I’ve never considered myself a fantasy writer, and if I did lean that way I would be more attempting magical realism, but I was pleased with this little story then and now as I re-read it.

Friday Feature ~ “Moron Saturday”

April 16, 2021

I remember having a lot of fun writing “Moron Saturday.” It’s pretty much my retelling of the Diana and Actaeon myth, which had always intrigued me (and which is used in Iris Murdoch’s novel Henry and Cato). In my story, Actaeon is an English professor named Hunter who, through a series of mishaps, stumbles upon my Diana who is showering. He’s caught in the act, and the story closes with him being chased by a vicious dog. You take it from there.

I remember thinking at the time that I could probably retell a different myth each year and get the story published, (it turns out there are quite a few lit mags that have a classical mythology focus), and I did do that one more time, but I’ll get to that in a future Friday Feature. Long after this appeared in the now-archived online issue of Danse Macabre I tried getting the story accepted in a couple of anthologies, but I never heard back from them. (Danse Macabre did accept another of my stories later, but that will also be the subject of a future Friday Feature.)

I submitted “Moron Saturday” to Danse Macabre, for its upcoming Commedia issue, at the end of July in 2009 and received an acceptance at the beginning of September. I must have been getting used to acceptances after only one try and thinking it the norm. If so, I’ve long since grown more jaded.

As began with “The Lively Arts in Kansas City,” I was further developing my snarky narrative style with “Moron Saturday.” It’s a reliable tone I can take up with the right story, and sometimes I wonder if it is my true style.

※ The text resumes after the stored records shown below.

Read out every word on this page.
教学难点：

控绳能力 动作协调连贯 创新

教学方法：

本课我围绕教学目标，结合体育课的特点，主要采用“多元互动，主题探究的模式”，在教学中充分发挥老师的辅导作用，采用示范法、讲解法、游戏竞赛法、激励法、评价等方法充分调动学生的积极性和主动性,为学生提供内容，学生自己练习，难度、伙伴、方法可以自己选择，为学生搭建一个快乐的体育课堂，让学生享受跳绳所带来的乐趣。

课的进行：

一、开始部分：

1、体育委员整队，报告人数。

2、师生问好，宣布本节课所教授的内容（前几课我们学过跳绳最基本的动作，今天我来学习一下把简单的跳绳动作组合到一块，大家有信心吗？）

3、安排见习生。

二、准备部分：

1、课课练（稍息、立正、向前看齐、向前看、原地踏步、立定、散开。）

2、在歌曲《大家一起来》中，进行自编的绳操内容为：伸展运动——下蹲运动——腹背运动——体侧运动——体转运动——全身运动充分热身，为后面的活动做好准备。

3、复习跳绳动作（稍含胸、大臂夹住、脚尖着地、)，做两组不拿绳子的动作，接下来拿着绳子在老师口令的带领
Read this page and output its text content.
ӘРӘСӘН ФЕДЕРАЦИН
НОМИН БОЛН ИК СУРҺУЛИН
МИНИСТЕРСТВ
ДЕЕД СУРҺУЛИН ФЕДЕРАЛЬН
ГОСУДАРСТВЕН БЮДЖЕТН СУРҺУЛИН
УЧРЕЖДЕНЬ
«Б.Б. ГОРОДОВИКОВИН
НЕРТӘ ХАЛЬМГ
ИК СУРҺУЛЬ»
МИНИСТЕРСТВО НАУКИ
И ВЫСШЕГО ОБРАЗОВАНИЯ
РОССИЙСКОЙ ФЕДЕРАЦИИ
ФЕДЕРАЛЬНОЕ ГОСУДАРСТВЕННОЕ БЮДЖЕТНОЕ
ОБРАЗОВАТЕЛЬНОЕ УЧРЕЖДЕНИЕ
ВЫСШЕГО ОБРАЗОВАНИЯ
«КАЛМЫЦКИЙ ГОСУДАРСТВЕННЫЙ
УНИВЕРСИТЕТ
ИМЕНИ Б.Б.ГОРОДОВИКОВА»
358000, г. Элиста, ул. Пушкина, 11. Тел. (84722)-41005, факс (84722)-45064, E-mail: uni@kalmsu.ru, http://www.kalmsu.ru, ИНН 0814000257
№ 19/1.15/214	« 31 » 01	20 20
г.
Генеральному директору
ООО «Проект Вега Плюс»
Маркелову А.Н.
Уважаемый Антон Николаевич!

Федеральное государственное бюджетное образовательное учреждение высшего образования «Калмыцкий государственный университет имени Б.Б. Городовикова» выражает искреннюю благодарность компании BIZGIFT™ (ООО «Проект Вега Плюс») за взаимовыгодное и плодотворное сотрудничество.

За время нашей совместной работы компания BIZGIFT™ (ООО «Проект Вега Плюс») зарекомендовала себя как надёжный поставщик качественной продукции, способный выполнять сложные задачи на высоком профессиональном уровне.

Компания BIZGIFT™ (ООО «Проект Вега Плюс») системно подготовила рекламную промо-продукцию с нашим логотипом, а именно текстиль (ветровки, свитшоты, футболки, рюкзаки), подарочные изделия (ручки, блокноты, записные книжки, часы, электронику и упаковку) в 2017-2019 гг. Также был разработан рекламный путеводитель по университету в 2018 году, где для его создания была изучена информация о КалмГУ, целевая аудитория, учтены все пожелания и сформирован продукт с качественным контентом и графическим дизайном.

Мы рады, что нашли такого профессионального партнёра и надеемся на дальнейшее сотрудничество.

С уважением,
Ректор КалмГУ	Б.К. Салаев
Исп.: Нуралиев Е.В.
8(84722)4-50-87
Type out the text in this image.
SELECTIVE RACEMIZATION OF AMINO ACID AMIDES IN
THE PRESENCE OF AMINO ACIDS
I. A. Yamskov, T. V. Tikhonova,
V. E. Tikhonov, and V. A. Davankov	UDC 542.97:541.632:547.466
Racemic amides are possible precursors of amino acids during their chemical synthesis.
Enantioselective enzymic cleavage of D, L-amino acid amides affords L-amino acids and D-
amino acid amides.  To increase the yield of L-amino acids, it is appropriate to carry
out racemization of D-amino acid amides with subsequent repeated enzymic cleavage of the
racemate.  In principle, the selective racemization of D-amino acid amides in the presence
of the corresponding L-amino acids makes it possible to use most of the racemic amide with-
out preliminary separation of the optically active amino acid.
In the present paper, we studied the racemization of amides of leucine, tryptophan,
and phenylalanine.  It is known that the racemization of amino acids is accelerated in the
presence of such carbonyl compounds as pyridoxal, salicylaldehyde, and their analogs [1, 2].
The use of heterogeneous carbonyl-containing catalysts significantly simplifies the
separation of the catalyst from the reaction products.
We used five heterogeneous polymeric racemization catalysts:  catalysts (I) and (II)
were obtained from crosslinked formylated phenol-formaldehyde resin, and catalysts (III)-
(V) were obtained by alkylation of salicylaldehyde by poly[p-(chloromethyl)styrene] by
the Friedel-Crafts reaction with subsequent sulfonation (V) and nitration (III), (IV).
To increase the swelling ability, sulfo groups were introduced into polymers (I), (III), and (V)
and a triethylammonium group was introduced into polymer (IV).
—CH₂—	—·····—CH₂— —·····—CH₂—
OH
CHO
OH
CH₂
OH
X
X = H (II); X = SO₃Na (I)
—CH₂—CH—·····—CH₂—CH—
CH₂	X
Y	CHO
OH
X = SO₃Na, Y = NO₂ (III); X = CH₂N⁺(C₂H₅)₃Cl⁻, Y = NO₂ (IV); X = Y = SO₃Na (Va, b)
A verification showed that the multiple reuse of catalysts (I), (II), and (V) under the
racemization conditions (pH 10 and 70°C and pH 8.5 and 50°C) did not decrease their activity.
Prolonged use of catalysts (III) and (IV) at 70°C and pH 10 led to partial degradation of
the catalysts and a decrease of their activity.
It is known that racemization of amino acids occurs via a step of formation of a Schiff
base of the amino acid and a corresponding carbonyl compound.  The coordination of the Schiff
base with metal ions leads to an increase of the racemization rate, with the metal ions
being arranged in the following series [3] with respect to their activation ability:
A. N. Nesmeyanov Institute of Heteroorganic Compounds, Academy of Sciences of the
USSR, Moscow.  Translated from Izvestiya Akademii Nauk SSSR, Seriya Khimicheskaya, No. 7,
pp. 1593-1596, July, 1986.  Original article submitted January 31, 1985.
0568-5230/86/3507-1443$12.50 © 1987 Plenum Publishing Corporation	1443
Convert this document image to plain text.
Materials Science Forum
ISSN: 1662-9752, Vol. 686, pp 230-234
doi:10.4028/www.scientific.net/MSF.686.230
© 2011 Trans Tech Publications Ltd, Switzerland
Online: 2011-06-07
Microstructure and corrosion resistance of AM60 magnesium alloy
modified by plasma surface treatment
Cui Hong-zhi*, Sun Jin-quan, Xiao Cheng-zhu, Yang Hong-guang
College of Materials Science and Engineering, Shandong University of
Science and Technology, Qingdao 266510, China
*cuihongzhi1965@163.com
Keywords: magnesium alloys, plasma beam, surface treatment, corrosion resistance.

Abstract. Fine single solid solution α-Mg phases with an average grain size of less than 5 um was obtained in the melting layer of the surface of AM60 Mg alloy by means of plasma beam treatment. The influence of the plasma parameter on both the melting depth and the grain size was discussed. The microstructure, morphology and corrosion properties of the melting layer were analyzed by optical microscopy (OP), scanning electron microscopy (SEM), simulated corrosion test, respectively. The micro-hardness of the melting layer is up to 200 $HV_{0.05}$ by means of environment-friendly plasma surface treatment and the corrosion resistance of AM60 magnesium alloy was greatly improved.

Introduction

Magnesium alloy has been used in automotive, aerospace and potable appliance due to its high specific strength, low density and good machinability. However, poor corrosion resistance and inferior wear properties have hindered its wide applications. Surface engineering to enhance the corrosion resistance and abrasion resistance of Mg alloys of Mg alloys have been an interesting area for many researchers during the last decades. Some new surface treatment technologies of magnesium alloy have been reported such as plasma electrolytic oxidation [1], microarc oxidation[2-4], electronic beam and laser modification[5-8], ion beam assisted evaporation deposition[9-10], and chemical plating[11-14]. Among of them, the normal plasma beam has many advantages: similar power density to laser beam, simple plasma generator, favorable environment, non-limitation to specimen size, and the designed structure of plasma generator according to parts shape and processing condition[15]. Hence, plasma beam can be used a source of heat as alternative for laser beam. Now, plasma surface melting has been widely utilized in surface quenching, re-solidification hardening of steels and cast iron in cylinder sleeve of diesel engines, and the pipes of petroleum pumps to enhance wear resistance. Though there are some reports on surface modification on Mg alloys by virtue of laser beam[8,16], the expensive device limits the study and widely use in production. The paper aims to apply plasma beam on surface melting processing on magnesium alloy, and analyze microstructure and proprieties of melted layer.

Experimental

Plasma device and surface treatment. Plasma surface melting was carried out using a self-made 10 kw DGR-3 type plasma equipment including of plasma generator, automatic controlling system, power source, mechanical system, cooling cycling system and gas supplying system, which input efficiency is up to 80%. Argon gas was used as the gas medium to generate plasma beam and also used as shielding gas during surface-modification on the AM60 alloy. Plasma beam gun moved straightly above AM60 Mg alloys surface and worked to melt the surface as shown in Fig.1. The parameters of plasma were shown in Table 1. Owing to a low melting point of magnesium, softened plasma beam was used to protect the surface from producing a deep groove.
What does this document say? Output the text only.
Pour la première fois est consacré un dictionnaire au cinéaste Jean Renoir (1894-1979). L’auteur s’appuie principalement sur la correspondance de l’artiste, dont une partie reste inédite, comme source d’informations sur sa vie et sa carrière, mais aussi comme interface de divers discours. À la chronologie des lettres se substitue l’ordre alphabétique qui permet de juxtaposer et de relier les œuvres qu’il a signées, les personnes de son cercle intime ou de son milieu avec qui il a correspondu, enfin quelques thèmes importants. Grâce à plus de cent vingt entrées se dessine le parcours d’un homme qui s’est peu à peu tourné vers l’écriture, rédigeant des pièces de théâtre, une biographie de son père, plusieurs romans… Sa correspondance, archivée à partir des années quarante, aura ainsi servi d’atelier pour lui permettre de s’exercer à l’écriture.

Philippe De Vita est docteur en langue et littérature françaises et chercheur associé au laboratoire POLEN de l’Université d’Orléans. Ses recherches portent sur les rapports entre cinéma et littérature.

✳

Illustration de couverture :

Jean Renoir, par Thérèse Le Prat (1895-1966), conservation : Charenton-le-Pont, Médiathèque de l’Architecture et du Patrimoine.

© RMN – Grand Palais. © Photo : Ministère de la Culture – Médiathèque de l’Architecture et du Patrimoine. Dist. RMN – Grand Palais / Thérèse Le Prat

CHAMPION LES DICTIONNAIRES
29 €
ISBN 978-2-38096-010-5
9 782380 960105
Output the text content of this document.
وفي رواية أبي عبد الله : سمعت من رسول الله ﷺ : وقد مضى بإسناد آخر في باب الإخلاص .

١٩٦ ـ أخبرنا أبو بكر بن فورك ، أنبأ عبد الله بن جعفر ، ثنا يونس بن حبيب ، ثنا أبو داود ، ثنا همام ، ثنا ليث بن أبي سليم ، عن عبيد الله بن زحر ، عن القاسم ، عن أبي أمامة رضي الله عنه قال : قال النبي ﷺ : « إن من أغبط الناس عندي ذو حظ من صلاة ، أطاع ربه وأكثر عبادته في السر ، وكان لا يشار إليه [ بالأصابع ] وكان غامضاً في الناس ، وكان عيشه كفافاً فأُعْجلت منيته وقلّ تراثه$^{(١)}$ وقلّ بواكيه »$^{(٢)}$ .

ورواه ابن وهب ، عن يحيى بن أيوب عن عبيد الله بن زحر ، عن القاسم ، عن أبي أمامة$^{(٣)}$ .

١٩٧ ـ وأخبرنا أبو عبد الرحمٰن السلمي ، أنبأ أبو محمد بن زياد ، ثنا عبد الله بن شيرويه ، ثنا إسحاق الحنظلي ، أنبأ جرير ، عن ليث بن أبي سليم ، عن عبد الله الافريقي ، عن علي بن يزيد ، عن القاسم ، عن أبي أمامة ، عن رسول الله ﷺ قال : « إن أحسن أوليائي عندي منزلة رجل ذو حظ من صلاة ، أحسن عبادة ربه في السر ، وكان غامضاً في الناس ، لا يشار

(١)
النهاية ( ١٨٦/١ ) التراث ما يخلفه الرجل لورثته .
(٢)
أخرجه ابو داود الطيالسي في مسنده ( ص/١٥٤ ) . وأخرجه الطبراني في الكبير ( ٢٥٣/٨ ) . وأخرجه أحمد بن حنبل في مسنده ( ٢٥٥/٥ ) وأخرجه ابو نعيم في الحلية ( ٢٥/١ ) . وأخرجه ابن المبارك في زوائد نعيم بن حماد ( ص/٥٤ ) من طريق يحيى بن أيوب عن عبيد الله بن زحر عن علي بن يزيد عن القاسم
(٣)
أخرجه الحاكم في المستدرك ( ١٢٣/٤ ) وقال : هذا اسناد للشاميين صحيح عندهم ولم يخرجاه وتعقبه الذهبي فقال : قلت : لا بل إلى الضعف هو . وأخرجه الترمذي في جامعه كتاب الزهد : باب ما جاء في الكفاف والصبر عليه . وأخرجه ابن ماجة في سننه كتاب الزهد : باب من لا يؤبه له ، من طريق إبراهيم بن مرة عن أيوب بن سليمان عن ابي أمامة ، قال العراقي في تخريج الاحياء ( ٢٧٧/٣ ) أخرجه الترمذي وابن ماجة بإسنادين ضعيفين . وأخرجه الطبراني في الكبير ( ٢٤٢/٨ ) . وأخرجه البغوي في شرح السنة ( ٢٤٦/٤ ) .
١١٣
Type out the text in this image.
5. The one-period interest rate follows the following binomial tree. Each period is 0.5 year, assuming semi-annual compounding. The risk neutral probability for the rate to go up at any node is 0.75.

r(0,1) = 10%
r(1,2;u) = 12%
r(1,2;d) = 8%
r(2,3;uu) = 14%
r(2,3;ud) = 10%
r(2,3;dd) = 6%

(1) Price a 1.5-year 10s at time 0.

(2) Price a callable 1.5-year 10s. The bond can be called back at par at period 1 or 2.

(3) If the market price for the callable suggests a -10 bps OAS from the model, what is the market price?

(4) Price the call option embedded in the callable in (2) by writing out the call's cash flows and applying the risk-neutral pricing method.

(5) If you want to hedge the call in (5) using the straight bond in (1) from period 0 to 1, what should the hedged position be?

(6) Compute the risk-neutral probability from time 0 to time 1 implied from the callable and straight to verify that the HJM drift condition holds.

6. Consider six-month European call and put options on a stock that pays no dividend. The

Friday Feature – “The Manuscript”

April 9, 2021

There was a time in my life when every company I had ever worked for subsequently went out of business. For a while I felt like a) I was the kiss of death, or b) only pathetic companies would hire the likes of me. (I’ve not settled on which is the case yet.)

And because it’s what writers do, I decided to make a story out of this portion of my life. The story that resulted, “The Manuscript,” was a more exaggerated version of what had been true in my life for a number of years, with much bigger consequences. It was also my first, and only as far as I remember, framed narrative. One reader wondered if the framing was necessary, but it was intended as a sort of homage to a wonderful used bookstore here in town (that has since gone out of business — maybe I do have a death touch).

I’m happy to say that the publication that took my story back in 2009, Mirror Dance, is still in business. It’s an elegant place, filled with art by the pre-Raphaelite Brotherhood, and it leans toward fantasy stories. Mine is not fantasy, but it is fantastic in a way, which is why I think it was accepted. (We’re now into the stories I had begun tracking in earnest on Duotrope, and my record for it there shows I’d only submitted it to one place and was accepted. I suspect I was responding to a theme call.)